In a companion paper presented in this issue of Epilepsia, Kengne et al. highlight the high prevalence of epilepsy in the region and the large proportion of patients who are unable to get antiepileptic drugs (AEDs) due to limited access to doctor-run treatment facilities. In most of sub-Saharan Africa, there is a dearth of doctors, mostly created by the “brain drain” to the affluent West. According to the report by the International Organization for Migration (IOM, 2000), Africa has already lost one-third of its human capital, and the average loss per annum is 20,000 doctors, university lecturers, and engineers. Ghana alone lost 60% of its medical doctors since 1980, and Kenya is losing an average of 20 doctors per month. Amid this staggering figure lies the human toll in the region that results from the long wait to see a doctor for appropriate diagnosis and treatment. It is against this grim backdrop that the report by Kengne et al. offers a bright spot, offering an empirically proven solution to address the intense shortage of doctors through the training of nurses for the management of epilepsy.

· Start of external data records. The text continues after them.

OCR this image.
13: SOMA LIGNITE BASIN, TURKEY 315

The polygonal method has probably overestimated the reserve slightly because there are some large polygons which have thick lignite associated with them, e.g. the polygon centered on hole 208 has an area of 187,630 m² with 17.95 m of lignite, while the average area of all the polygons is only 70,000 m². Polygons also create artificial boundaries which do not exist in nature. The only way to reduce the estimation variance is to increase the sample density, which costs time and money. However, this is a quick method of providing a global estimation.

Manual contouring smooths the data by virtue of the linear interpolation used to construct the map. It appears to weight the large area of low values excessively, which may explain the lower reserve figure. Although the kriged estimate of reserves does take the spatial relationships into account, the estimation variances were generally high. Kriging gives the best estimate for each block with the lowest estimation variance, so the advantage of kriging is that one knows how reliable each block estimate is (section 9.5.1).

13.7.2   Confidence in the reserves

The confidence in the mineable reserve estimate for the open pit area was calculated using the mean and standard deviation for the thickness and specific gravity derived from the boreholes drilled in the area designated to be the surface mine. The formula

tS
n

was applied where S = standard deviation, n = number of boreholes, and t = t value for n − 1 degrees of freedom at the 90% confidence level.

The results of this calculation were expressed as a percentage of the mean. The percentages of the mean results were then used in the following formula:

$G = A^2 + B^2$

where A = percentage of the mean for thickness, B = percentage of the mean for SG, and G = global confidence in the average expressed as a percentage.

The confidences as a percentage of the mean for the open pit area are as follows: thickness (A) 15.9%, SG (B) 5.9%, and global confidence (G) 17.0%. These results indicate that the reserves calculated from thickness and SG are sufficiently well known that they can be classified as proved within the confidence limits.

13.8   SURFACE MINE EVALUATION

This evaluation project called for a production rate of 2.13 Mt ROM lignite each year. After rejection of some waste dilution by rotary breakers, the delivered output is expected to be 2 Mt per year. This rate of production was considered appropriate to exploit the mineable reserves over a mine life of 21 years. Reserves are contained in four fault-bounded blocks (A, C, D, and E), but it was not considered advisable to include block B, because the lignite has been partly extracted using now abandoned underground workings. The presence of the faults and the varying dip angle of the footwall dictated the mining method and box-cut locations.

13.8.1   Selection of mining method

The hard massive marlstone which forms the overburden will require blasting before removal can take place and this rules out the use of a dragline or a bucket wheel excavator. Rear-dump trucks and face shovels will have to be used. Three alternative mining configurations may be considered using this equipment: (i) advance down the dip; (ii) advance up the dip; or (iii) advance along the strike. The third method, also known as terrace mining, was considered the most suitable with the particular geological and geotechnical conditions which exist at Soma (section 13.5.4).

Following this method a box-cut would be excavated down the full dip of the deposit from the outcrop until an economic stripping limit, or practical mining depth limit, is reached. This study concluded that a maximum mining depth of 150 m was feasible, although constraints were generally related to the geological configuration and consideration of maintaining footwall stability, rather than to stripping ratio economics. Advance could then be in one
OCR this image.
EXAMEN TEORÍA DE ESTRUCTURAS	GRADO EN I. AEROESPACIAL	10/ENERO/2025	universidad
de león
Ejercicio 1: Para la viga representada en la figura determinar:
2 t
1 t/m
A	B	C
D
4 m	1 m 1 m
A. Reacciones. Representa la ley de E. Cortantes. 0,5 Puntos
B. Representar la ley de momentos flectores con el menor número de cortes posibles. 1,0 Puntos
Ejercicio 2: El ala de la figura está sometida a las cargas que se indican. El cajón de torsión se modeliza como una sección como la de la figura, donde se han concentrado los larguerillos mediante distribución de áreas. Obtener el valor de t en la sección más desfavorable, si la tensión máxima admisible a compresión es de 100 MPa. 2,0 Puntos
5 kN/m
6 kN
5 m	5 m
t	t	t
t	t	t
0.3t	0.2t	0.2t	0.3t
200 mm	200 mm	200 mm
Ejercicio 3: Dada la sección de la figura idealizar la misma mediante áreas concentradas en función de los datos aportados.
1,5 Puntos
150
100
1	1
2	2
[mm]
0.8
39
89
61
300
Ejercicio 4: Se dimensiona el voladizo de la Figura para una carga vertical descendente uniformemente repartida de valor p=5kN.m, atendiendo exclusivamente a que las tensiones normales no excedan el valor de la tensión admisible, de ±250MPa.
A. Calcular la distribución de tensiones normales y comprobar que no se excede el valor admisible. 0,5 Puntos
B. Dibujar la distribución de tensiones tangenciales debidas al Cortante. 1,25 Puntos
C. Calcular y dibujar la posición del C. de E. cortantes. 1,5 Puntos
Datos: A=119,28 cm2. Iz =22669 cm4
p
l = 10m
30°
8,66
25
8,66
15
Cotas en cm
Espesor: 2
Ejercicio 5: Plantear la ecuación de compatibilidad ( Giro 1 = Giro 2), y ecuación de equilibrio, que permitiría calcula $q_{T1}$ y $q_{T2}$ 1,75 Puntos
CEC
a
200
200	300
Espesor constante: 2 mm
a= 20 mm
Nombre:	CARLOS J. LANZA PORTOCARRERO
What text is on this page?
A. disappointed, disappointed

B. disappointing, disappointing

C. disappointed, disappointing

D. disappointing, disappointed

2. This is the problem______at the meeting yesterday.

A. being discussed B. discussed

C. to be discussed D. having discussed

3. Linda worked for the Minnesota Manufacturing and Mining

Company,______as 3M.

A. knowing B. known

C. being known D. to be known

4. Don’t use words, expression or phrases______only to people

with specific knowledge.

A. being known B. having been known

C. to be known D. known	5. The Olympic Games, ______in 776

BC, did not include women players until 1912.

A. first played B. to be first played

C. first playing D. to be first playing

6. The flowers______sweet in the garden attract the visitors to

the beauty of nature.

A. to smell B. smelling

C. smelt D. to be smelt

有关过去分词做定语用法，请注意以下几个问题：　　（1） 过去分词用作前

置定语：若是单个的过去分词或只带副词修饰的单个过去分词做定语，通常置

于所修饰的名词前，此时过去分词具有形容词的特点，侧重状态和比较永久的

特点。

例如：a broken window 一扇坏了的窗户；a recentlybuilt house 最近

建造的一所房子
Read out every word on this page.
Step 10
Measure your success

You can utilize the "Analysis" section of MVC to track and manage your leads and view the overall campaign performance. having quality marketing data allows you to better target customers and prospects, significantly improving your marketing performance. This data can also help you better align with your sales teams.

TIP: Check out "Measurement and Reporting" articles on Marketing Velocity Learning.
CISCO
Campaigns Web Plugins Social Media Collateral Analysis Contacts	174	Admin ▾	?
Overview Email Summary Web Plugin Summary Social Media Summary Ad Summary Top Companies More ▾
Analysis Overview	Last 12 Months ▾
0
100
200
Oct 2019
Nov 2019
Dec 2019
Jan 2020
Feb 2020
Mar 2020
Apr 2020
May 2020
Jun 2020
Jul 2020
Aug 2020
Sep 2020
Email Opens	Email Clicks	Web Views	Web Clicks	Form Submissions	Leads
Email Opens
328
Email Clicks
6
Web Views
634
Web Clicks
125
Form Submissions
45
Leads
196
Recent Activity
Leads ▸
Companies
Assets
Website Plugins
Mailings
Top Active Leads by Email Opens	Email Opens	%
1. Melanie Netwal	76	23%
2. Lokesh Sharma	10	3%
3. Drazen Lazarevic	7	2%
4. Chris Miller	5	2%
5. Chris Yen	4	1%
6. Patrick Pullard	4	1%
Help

Although nurses have been specifically trained to provide some care to epilepsy patients in some countries of sub-Saharan Africa including Ethiopia (Mamo et al., 2007), this study is the first to provide evidence of the effectiveness of a nurse-led approach for the management of epilepsy. In this study, the researchers employed a quasi-experimental design by training four nurses from two types of clinic—private and public—with an accrual of 224 patients followed over a period of 2 years. Despite the limited number of variables at baseline and the short period of follow-up, the researchers used a robust analytic approach to demonstrate significant control of seizures in both cohorts of the two clinics, by using phenobarbital and phenytoin as the preferred first line medication. The main lesson from this study is that the nurse-led epilepsy clinic is a viable and effective alternative in resource-limited countries to provide treatment to patients with epilepsy. This approach is worth replicating in most regions of sub-Saharan Africa.

Acknowledgments

Conflict of interest: I confirm that I have read the journal's position on issues involved in ethical publication and affirm that this commentary is consistent with those guidelines. I have no conflicts interest to report.